Chin: Kari, I know I send a lot of referrals to you for word-finding as well as when people are really frustrated by their repetition and families aren't sure how to handle that in the best way. I can tell you that you've always provided great counsel to them and the family members–and I'll have a question for you later about this–they've always appreciated the education that they get too. Even though I know you have the one patient but really there's other people who are learning in those sessions. A question I do have specifically for you is this idea of cognitive rehabilitation or cognitive rehab versus cognitive training, which some of our listeners might be reading about on Google. Can you kind of explain the differences between these two?
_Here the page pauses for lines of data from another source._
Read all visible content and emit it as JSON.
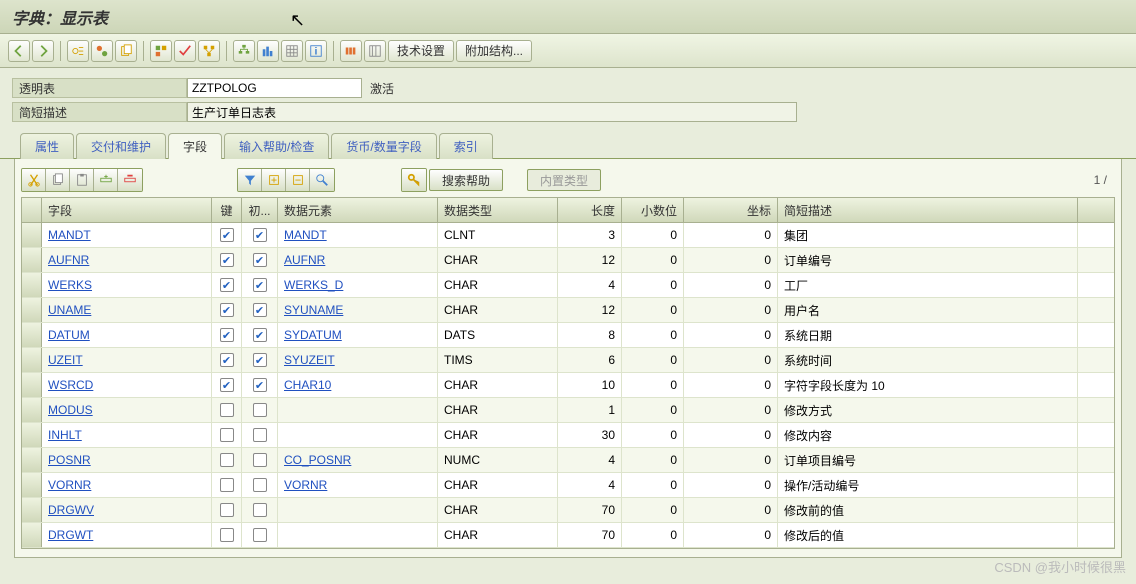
{
  "title": "字典：显示表",
  "toolbar": {
    "tech_settings": "技术设置",
    "add_structure": "附加结构..."
  },
  "form": {
    "table_label": "透明表",
    "table_value": "ZZTPOLOG",
    "status": "激活",
    "desc_label": "简短描述",
    "desc_value": "生产订单日志表"
  },
  "tabs": {
    "t0": "属性",
    "t1": "交付和维护",
    "t2": "字段",
    "t3": "输入帮助/检查",
    "t4": "货币/数量字段",
    "t5": "索引"
  },
  "subtoolbar": {
    "search_help": "搜索帮助",
    "builtin_type": "内置类型"
  },
  "pager": "1 /",
  "columns": {
    "field": "字段",
    "key": "键",
    "init": "初...",
    "elem": "数据元素",
    "type": "数据类型",
    "len": "长度",
    "dec": "小数位",
    "coord": "坐标",
    "desc": "简短描述"
  },
  "rows": [
    {
      "field": "MANDT",
      "key": true,
      "init": true,
      "elem": "MANDT",
      "type": "CLNT",
      "len": "3",
      "dec": "0",
      "coord": "0",
      "desc": "集团"
    },
    {
      "field": "AUFNR",
      "key": true,
      "init": true,
      "elem": "AUFNR",
      "type": "CHAR",
      "len": "12",
      "dec": "0",
      "coord": "0",
      "desc": "订单编号"
    },
    {
      "field": "WERKS",
      "key": true,
      "init": true,
      "elem": "WERKS_D",
      "type": "CHAR",
      "len": "4",
      "dec": "0",
      "coord": "0",
      "desc": "工厂"
    },
    {
      "field": "UNAME",
      "key": true,
      "init": true,
      "elem": "SYUNAME",
      "type": "CHAR",
      "len": "12",
      "dec": "0",
      "coord": "0",
      "desc": "用户名"
    },
    {
      "field": "DATUM",
      "key": true,
      "init": true,
      "elem": "SYDATUM",
      "type": "DATS",
      "len": "8",
      "dec": "0",
      "coord": "0",
      "desc": "系统日期"
    },
    {
      "field": "UZEIT",
      "key": true,
      "init": true,
      "elem": "SYUZEIT",
      "type": "TIMS",
      "len": "6",
      "dec": "0",
      "coord": "0",
      "desc": "系统时间"
    },
    {
      "field": "WSRCD",
      "key": true,
      "init": true,
      "elem": "CHAR10",
      "type": "CHAR",
      "len": "10",
      "dec": "0",
      "coord": "0",
      "desc": "字符字段长度为 10"
    },
    {
      "field": "MODUS",
      "key": false,
      "init": false,
      "elem": "",
      "type": "CHAR",
      "len": "1",
      "dec": "0",
      "coord": "0",
      "desc": "修改方式"
    },
    {
      "field": "INHLT",
      "key": false,
      "init": false,
      "elem": "",
      "type": "CHAR",
      "len": "30",
      "dec": "0",
      "coord": "0",
      "desc": "修改内容"
    },
    {
      "field": "POSNR",
      "key": false,
      "init": false,
      "elem": "CO_POSNR",
      "type": "NUMC",
      "len": "4",
      "dec": "0",
      "coord": "0",
      "desc": "订单项目编号"
    },
    {
      "field": "VORNR",
      "key": false,
      "init": false,
      "elem": "VORNR",
      "type": "CHAR",
      "len": "4",
      "dec": "0",
      "coord": "0",
      "desc": "操作/活动编号"
    },
    {
      "field": "DRGWV",
      "key": false,
      "init": false,
      "elem": "",
      "type": "CHAR",
      "len": "70",
      "dec": "0",
      "coord": "0",
      "desc": "修改前的值"
    },
    {
      "field": "DRGWT",
      "key": false,
      "init": false,
      "elem": "",
      "type": "CHAR",
      "len": "70",
      "dec": "0",
      "coord": "0",
      "desc": "修改后的值"
    }
  ],
  "watermark": "CSDN @我小时候很黑"
}
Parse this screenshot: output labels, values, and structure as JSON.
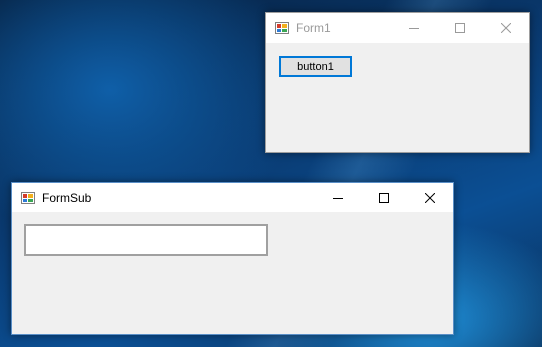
{
  "desktop": {
    "accent": "#0b4f94"
  },
  "windows": [
    {
      "title": "Form1",
      "state": "inactive",
      "icon": "winforms-app-icon",
      "caption_buttons": [
        "minimize-icon",
        "maximize-icon",
        "close-icon"
      ],
      "controls": {
        "button_label": "button1"
      }
    },
    {
      "title": "FormSub",
      "state": "active",
      "icon": "winforms-app-icon",
      "caption_buttons": [
        "minimize-icon",
        "maximize-icon",
        "close-icon"
      ],
      "controls": {
        "textbox_value": ""
      }
    }
  ],
  "colors": {
    "focus_border": "#0078d7",
    "window_bg": "#f0f0f0",
    "titlebar_bg": "#ffffff"
  }
}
Esser: Yeah so cognitive rehab is really trying to rehab those abilities versus the training which is really using the tools and maybe resources, strategies. I really feel that they overlap so significantly and considerably in the sense that what I often like to say in the example I use is when we're talking about memory, when we use that memory strategy–let's say that post-it note to remind us to do something–we have that strategy in place. It's there to fall back on. Often just by using that tool, we're helping to reinforce memory. We are writing it down. We're seeing it. We're maybe saying it out loud, that motor skill of writing it. It's really helping to get it into our memory. We might be able to encode it or get it into memory. It might sit there and we're able to then retrieve it later. The good news is we've got that post-it note that's going to remind us just in case we forget. I feel that they overlap so much. I'm often doing rehabilitation so really helping the person to work on those skills, but also incorporating the training as well and what are those tools that you can use to help reinforce those thinking skills or those communication skills. They really overlap considerably.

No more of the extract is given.